No entanto, foi sol de pouca dura. O Alcanena viria a reduzir a desvantagem aos 36 minutos, após um contra - ataque rápido pelo lado direito, culminado por um bom remate cruzado, sem hipóteses de defesa.
A final estava novamente empatada. Mas nós não queríamos nem merecíamos um terceiro jogo. Sabíamos que tínhamos qualidade para colocar as coisas a nosso favor e tínhamos a consciência de que merecíamos ser felizes.
O jogo foi continuando, quase em sentido único, embora o Alcanena começasse a acercar-se mais da nossa baliza. No entanto, teimavam em não abrir o seu jogo.
Já diz o velho ditado: “Tantas vezes o cântaro vai à fonte que alguma vez há-de partir”.
E partiu mesmo ao minuto 50. G-O-L-O!...
É da Briosa! Grande festa na bancada a aplaudir um magnífico golo do Beni, através de um potente remate à entrada da área, descaído pelo lado direito. Fez-se justiça e voltou aquele “cheirinho” a “quase campeão”.
Faltavam só 10 grandes minutos para a consagração. Foi preciso sofrer! Neste período, a nossa equipa descontrolou-se um pouco. Talvez o cansaço e “aquele cheirinho” que se fazia sentir estivessem na origem de algum desacerto. Em vez de trocarmos a bola de pé para pé (e tínhamos espaço para isso porque, estranhamente, o adversário não nos pressionava quando saíamos a jogar), com calma e serenidade, começamos a “despejar” bolas para a frente. Era o que o Alcanena queria. Apanhar a bola na sua defensiva e, através do seu futebol directo, chegar com perigo à nossa área. Neste período fizemos algumas faltas em locais proibidos que deram origem a livres bastante perigosos para a nossa baliza.

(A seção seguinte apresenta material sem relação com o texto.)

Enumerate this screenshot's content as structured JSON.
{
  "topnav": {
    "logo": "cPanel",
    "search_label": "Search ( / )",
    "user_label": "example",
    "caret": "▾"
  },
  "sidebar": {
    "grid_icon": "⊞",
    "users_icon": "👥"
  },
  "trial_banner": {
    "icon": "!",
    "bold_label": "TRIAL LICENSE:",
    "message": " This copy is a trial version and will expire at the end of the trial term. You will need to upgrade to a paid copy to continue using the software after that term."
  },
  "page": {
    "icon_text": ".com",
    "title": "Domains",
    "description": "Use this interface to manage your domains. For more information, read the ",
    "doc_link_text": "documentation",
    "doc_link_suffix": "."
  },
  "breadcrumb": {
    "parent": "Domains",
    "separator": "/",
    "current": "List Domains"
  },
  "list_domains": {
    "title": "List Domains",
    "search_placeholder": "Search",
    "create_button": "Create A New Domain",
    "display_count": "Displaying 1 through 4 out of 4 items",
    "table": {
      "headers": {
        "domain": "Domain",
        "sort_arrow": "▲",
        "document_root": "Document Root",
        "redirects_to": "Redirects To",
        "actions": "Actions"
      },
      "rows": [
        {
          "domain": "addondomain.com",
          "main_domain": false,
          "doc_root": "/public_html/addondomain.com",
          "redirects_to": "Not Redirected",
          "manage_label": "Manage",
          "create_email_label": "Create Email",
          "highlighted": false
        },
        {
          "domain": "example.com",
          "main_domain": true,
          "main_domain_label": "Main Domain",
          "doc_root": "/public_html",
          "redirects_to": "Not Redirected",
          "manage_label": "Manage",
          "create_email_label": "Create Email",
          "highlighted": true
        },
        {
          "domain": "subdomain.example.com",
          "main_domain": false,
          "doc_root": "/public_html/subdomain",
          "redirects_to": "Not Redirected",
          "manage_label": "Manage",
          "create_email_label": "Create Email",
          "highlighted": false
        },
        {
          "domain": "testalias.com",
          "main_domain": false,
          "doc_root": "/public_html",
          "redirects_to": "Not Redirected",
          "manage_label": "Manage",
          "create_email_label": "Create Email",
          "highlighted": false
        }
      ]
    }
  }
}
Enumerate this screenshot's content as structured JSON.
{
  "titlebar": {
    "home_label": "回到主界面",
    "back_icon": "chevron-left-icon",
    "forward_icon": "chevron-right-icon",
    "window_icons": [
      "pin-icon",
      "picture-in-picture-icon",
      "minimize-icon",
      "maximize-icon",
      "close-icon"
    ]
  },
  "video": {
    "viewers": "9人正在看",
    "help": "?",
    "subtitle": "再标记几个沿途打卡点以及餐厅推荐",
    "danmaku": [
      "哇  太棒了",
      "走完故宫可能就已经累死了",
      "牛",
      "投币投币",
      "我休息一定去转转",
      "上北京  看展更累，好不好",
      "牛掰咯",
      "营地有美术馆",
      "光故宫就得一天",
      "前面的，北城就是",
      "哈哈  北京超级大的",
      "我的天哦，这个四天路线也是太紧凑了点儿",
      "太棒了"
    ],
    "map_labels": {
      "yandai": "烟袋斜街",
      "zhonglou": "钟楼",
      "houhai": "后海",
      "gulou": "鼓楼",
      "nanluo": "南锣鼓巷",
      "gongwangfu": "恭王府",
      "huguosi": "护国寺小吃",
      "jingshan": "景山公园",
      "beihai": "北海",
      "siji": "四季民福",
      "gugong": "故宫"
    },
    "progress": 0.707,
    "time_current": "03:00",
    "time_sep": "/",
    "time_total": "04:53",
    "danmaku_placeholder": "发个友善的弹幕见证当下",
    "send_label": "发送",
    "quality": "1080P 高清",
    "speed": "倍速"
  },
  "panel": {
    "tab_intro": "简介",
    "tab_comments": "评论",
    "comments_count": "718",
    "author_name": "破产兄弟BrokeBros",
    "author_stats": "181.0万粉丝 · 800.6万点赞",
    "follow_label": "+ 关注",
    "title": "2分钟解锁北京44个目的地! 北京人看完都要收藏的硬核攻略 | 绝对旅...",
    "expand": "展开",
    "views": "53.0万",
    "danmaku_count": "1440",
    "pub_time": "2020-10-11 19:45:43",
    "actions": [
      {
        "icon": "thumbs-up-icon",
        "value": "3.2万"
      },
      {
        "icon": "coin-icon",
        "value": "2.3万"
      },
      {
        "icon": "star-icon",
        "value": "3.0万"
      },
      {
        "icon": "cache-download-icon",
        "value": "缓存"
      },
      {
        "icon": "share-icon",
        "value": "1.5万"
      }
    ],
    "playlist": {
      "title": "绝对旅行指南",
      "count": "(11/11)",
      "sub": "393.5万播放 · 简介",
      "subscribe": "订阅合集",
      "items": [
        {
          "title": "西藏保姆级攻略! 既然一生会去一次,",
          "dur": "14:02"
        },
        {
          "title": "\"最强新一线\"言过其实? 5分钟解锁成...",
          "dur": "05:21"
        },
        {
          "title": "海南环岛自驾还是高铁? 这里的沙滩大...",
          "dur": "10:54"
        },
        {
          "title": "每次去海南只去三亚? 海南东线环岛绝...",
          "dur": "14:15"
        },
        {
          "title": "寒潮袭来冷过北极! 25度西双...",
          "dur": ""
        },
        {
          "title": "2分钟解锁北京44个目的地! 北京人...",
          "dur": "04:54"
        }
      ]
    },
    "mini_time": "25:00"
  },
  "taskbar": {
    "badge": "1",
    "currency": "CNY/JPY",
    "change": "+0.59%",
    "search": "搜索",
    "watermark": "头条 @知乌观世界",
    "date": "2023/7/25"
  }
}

No entanto, tudo passou e …passados 63 minutos de jogo éramos Campeões Distritais 2009/2010.
Lá diz o velho ditado novamente: “Quem espera sempre alcança!”.
Foi a loucura total dentro e fora do terreno de jogo. Também aí, imperou o desportivismo entre os jogadores, treinadores e delegados de ambas as equipas e as respectivas claques.
Uma palavra de respeito e consideração pela equipa adversária. A sua qualidade e o seu esforço dignificaram as suas cores e valorizaram em muito a nossa vitória.
Estão todos de parabéns: dirigentes, treinadores, jogadores, delegados, pais e familiares, adeptos e amigos da AAS (o apoio durante o jogo vindo das bancadas da Agrária foi espectacular!).
Mais um “CANECO” para a nossa BRIOSA!
Arbitragem correcta.
Constituição da equipa da AAS:
1 - Zé Maria; 2 - Pedro Neto; 3 - João Santos; 4 - Zé Águas; 5 - Tiago Martins (cap.) 6 - Pedro Fortunato; 7 - Duarte Santos; 8 - Bernardo Graça (Beni); 9 - Zé Gasopo; 10 - Francisco Vítor; 11 - Francisco Madeira; 13 - Pedro Mourinha.